Reuni-me com dezesseis internos. A conversa, franca e direta, foi ao cerne do problema, desfez inúmeros equívocos e me transmitiu a sinceridade cortante daqueles que conheceram o fundo do poço. Ao contrário, por exemplo, dos que proclamam o caráter inofensivo da maconha, quinze dos dezesseis entrevistados afirmaram que o primeiro baseado foi o passaporte para as drogas pesadas. São unânimes na crítica a discriminação da maconha. "No começo eu tinha receio da droga. A maconha tira o medo. Depois, o organismo pede coisas mais fortes", comentou S. M., 17 anos; filho de um empresário. Vários deles foram influenciados pela tolerância e pelo apoio ao consumo que transparecem em entrevistas de artistas, letras de algumas bandas de rock e matérias de comportamento. "Os artistas e as bandas influenciam muito. Dão empolgação, transmitem um clima de sucesso", afirmou E. C. C., filha de um médico.

A família é uma âncora fundamental. Surpreendentemente, não querem um apoio concessivo. Esperam carinho, mas aspiram por firmeza. "Precisamos de limites", sublinhou M. A recuperação do adicto reclama, necessariamente, a reabilitação da própria família. Traumatizados e desorientados com o drama dos seus filhos, os familiares podem encontrar apoio e orientação nos grupos de AmorExigente e Nar-Anon espalhados pelos quatro cantos do Brasil.

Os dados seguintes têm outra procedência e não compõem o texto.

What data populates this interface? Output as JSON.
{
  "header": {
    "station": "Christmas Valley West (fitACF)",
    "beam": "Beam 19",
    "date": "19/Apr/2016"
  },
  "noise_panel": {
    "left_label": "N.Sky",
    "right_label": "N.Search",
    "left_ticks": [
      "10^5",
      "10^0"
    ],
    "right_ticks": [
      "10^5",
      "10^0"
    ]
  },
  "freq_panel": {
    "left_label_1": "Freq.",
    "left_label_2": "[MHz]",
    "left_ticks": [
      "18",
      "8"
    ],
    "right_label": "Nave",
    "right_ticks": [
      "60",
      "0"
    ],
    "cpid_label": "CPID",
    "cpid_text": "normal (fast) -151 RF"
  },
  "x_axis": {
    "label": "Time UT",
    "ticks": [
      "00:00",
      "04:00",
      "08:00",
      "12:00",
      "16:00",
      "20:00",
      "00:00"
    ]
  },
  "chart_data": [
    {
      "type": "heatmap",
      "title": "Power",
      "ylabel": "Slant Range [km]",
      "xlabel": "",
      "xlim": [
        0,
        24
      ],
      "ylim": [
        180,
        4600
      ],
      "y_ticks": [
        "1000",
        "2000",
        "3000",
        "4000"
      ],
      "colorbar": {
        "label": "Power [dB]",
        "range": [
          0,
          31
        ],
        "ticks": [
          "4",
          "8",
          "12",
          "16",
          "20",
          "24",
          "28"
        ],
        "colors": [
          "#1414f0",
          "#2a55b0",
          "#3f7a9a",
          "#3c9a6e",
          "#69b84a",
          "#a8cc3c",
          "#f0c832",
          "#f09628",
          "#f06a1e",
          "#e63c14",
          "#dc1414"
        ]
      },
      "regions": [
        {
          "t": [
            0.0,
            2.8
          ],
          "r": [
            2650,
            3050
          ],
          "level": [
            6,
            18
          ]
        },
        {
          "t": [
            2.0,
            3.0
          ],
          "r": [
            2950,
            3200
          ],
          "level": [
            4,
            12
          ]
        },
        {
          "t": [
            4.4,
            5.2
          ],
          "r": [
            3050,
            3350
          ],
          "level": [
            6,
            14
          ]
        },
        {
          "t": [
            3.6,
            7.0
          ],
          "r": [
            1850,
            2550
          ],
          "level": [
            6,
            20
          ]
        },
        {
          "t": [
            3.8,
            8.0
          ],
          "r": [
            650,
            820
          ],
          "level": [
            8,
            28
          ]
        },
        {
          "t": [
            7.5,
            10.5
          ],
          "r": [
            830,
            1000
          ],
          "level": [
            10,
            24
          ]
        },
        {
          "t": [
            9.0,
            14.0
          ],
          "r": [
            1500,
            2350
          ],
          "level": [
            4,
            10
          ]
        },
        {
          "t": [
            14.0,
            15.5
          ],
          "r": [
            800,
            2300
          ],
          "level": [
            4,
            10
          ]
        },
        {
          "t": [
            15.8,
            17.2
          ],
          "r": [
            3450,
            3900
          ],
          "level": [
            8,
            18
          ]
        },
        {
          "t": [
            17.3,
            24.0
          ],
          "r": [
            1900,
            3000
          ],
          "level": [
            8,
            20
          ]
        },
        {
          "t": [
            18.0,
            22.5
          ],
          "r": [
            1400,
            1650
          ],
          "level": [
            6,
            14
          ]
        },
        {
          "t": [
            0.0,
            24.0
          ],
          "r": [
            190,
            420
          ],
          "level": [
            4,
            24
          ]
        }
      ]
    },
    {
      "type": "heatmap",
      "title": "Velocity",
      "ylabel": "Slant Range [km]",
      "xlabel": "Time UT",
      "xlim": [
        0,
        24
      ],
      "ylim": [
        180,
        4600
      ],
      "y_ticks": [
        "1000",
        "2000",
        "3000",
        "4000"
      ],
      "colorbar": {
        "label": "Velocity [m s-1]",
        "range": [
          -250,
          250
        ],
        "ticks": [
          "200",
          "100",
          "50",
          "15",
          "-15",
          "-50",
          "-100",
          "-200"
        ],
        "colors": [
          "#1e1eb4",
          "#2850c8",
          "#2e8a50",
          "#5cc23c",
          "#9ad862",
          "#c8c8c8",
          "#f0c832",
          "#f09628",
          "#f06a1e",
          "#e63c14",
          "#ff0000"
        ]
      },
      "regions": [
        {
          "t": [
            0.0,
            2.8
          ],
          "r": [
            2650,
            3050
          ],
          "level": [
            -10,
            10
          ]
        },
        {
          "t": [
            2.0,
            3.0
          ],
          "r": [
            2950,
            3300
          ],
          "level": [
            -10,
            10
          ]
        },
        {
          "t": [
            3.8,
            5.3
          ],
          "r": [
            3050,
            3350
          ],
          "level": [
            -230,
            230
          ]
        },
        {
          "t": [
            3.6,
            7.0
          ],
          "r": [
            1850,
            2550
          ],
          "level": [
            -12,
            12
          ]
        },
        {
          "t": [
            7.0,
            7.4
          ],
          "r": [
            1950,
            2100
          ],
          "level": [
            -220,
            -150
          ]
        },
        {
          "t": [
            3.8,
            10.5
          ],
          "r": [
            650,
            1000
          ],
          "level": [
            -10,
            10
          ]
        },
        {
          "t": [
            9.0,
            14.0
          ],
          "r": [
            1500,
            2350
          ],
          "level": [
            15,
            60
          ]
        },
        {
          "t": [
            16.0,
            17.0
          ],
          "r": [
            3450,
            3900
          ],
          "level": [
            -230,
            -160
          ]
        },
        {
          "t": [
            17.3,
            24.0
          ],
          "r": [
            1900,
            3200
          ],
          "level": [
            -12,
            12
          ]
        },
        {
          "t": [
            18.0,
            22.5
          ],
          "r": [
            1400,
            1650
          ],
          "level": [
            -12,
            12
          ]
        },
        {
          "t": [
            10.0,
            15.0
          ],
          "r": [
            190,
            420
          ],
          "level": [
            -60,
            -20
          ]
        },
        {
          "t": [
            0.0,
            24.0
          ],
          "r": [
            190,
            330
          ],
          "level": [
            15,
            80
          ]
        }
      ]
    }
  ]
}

A recente nomeação do juiz paulista Walter Fanganiello Maierovitch para dirigir a recém-criada Secretaria Nacional Antidrogas é bem-vinda e demonstra a preocupação do governo com a escalada das drogas. Conheço a seriedade do titular da nova secretaria. Por isso, tenho a convicção de que, numa operação conjunta com o Ministério da Saúde, fugirá das amarras dos esquemas burocráticos e saberá encontrar caminhos ágeis (convênios, acordos, etc.) para apoiar as instituições idôneas que trabalham na prevenção e recuperação de adictos.

O perfil da nova secretaria, definido como um órgão de` coordenação, não tem, felizmente os traços de um clone estatizante, de uma nova Drogabrás da vida. A dependência química já não é uma ameaça distante. A juventude, caro leitor, está morrendo. Do nosso lado. Chegou a hora da prevenção e da recuperação.